Nuclear translocation of calcineurin Aβ but not calcineurin Aα by platelet-derived growth factor in rat aortic smooth muscle

Calcineurin regulates the proliferation of many cell types through activation of the nuclear factor of activated T cells (NFAT). Two main isoforms of the calcineurin catalytic subunit [calcineurin A (CnA)alpha and CnA beta] have been identified, although their expression and function are largely unknown in smooth muscle. Western blot analysis and confocal imaging were performed in freshly isolated and cultured rat aortic myocytes to identify these CnA isoforms and elucidate the effect of PDGF on their cellular distribution and interaction with NFAT isoforms. CnA alpha and CnA beta isoforms displayed differential cellular distribution, with CnA alpha being evenly distributed between the nucleus and cytosol and CnA beta being restricted to the cytosol. In contrast with the rat brain, we found no evidence for particulate/ membrane localization of calcineurin. PDGF caused significant nuclear translocation of CnA beta and induced smooth muscle cell proliferation, with both effects being abrogated by the calcineurin inhibitor cyclosporin A, the novel NFAT inhibitors A-285222 and inhibitor of NFAT-calcineurin association-6, and the adenylyl cyclase activator forskolin.
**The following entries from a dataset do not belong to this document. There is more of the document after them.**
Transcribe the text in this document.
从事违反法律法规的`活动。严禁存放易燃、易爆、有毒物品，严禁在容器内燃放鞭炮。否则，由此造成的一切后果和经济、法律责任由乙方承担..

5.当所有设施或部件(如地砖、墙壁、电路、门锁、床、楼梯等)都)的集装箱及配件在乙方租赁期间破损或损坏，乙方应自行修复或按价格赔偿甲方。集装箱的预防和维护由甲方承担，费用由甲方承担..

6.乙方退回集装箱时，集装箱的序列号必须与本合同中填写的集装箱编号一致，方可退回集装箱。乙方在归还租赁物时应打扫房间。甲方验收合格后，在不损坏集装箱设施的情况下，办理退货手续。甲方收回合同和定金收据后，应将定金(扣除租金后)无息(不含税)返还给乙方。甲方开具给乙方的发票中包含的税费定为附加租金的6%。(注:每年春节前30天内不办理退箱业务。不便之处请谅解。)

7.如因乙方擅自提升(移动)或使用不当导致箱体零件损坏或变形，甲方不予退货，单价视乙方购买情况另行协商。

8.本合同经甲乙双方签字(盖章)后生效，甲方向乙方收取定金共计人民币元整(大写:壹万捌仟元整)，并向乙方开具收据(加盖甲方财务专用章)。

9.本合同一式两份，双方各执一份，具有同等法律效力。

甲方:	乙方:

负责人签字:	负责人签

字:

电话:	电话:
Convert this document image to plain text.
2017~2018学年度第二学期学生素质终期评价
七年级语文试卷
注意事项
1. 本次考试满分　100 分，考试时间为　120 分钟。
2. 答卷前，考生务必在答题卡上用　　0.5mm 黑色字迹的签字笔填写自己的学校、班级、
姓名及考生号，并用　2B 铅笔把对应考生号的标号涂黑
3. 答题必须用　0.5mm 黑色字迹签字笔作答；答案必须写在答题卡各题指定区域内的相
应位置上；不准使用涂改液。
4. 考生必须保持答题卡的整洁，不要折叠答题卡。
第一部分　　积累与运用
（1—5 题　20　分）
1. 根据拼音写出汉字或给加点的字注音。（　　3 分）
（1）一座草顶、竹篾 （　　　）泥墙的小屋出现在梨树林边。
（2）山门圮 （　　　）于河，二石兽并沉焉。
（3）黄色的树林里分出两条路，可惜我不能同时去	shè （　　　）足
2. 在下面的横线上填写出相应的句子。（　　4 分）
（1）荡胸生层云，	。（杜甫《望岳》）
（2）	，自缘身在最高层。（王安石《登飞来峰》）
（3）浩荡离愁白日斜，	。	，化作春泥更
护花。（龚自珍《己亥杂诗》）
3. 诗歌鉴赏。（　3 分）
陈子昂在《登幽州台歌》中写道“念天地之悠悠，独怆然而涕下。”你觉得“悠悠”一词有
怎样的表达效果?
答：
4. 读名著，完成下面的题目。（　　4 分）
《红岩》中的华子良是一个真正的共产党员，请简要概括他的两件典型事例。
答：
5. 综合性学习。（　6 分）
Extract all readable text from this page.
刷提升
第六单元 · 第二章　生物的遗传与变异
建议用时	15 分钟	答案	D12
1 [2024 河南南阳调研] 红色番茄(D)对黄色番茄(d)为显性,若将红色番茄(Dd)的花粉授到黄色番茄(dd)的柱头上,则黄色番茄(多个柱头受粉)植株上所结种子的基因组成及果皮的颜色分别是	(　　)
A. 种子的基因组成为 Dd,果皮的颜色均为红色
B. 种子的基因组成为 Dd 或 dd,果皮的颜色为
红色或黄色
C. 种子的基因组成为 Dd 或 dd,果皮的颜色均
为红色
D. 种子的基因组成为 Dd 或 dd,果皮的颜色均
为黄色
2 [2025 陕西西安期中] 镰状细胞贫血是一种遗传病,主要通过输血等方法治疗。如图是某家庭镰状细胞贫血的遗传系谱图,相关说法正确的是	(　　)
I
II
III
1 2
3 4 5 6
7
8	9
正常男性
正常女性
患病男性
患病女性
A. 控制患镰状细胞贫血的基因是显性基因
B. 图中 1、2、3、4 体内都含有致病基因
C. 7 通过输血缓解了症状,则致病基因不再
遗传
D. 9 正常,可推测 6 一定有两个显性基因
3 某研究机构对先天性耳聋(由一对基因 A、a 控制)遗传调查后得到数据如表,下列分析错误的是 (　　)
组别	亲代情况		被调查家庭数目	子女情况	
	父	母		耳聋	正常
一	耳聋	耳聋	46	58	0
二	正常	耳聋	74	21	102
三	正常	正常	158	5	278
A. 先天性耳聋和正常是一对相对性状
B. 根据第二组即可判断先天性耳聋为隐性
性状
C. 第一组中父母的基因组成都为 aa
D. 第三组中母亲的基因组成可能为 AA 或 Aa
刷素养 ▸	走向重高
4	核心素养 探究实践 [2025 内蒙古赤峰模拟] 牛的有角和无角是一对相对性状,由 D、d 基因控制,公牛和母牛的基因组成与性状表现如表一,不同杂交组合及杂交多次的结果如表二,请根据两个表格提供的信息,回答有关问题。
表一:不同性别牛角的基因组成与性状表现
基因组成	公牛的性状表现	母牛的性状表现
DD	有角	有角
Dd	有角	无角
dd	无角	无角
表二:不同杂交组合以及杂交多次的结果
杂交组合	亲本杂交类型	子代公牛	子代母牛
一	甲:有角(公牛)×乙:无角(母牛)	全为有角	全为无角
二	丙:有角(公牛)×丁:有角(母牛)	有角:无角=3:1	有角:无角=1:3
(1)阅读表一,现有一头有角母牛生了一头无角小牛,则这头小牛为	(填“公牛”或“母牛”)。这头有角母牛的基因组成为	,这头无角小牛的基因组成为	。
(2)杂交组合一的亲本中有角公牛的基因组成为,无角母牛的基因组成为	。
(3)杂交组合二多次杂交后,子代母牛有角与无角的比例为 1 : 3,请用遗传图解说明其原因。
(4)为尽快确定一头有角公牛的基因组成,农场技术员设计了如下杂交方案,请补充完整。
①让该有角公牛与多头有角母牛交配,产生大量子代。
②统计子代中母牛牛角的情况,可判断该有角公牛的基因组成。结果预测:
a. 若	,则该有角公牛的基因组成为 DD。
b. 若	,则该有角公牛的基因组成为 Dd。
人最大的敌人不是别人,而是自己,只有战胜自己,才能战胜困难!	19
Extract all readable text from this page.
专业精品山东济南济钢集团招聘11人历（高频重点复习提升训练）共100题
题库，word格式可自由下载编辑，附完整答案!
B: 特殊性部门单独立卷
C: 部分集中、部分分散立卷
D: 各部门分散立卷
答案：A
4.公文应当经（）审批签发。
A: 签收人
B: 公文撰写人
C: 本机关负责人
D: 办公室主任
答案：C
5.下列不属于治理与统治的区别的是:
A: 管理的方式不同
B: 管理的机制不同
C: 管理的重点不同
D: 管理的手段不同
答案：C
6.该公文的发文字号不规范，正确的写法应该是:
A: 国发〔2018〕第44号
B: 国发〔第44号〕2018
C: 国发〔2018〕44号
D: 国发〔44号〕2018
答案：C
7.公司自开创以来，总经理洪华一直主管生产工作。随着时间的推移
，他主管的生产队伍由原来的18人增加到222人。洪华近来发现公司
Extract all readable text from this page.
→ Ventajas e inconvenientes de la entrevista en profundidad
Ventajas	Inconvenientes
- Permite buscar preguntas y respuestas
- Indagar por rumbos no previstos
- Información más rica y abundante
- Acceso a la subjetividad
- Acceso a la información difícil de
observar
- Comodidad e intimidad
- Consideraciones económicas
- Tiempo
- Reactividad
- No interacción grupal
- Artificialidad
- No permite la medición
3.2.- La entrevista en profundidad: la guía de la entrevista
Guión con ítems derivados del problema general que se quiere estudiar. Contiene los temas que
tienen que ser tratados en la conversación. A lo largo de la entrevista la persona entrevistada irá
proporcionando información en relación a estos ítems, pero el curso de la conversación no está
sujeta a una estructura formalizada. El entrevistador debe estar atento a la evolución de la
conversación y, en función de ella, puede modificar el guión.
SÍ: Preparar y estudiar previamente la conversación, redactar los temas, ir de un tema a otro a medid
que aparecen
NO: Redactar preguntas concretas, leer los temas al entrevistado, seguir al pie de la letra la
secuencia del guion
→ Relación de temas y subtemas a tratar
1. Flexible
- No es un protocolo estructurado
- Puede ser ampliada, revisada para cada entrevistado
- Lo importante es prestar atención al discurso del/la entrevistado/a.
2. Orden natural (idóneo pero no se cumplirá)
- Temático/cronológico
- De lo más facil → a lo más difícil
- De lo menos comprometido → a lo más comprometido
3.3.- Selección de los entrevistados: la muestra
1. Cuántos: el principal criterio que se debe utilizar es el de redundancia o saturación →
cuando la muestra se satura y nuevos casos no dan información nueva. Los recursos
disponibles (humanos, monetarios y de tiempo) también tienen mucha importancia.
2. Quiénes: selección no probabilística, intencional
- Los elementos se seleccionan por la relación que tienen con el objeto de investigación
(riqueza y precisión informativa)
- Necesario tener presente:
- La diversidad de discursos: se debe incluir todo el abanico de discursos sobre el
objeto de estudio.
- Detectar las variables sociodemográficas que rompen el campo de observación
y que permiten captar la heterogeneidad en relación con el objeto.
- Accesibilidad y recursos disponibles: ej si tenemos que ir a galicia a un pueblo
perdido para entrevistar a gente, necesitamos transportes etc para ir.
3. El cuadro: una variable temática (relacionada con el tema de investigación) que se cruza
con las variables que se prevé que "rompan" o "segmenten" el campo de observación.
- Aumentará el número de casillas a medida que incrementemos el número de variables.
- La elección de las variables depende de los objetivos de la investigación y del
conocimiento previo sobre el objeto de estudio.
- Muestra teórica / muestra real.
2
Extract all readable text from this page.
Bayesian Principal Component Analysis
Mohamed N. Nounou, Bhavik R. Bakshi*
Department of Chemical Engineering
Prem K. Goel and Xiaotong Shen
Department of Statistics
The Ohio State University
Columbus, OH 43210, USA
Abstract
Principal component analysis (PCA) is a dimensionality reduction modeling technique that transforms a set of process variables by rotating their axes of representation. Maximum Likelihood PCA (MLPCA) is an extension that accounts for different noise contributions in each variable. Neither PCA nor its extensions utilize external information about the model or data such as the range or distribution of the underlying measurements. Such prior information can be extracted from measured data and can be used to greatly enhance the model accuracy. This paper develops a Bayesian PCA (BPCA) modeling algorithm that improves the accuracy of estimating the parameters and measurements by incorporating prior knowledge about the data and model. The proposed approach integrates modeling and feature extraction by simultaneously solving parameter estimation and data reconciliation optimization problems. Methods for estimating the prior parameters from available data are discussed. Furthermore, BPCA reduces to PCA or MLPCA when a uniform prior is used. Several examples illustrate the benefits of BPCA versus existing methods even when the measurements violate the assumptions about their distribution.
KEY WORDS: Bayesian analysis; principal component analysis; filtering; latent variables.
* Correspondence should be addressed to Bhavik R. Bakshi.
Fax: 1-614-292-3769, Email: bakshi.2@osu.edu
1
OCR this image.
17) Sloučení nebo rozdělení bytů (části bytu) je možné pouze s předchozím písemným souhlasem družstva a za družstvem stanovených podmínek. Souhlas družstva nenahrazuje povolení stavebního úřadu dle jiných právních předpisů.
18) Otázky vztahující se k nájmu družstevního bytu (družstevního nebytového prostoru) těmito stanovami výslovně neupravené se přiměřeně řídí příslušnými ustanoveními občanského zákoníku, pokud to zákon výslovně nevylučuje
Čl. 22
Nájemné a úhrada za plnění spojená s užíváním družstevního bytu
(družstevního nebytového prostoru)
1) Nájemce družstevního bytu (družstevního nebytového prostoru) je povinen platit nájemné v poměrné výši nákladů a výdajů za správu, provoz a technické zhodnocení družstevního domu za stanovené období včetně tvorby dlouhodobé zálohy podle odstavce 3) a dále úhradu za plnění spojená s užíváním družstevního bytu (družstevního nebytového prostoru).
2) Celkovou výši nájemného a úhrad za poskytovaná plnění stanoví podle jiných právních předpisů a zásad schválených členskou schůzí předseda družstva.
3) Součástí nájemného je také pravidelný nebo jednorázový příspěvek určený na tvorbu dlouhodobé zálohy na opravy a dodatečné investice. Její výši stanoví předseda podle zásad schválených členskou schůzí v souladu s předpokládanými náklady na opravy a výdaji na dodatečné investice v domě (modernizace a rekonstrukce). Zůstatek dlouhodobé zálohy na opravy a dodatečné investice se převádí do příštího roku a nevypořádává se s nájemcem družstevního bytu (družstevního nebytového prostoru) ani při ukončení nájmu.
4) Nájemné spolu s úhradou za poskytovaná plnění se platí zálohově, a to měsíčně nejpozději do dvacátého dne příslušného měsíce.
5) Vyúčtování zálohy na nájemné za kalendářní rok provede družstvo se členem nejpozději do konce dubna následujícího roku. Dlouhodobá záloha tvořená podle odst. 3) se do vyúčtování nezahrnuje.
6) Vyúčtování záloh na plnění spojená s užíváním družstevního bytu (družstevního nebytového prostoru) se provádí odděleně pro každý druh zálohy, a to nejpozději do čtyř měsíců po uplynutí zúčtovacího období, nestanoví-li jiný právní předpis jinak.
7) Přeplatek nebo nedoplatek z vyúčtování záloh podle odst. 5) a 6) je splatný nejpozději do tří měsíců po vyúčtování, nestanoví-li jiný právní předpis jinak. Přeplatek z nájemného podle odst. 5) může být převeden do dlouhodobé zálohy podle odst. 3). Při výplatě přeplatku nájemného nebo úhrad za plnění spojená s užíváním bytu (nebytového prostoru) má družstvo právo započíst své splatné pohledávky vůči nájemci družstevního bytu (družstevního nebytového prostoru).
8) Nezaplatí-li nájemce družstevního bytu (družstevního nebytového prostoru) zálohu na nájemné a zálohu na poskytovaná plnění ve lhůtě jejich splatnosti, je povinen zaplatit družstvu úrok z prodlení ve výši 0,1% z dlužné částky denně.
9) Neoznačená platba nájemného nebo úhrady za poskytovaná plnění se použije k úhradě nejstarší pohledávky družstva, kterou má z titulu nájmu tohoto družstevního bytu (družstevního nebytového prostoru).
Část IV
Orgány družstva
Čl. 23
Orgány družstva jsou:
PDGF also caused cyclosporin A-sensitive translocation of NFATc3, with no apparent effect on either CnA alpha or NFATc1 distribution. Moreover, similar to 87% of nuclear CnA beta was found to colocalize with NFATc3, consistent with the finding that CnA beta bound more avidly than CnA alpha to a glutathione S- transferase- NFATc3 fusion protein. Based on their differential distribution in aortic muscle, our results suggest that CnA alpha and CnA beta are likely to have different cellular functions. However, CnA beta appears to be specifically activated by PDGF, and we postulate that calcineurin- dependent nuclear translocation of NFATc3 is involved in smooth muscle proliferation induced by this mitogen.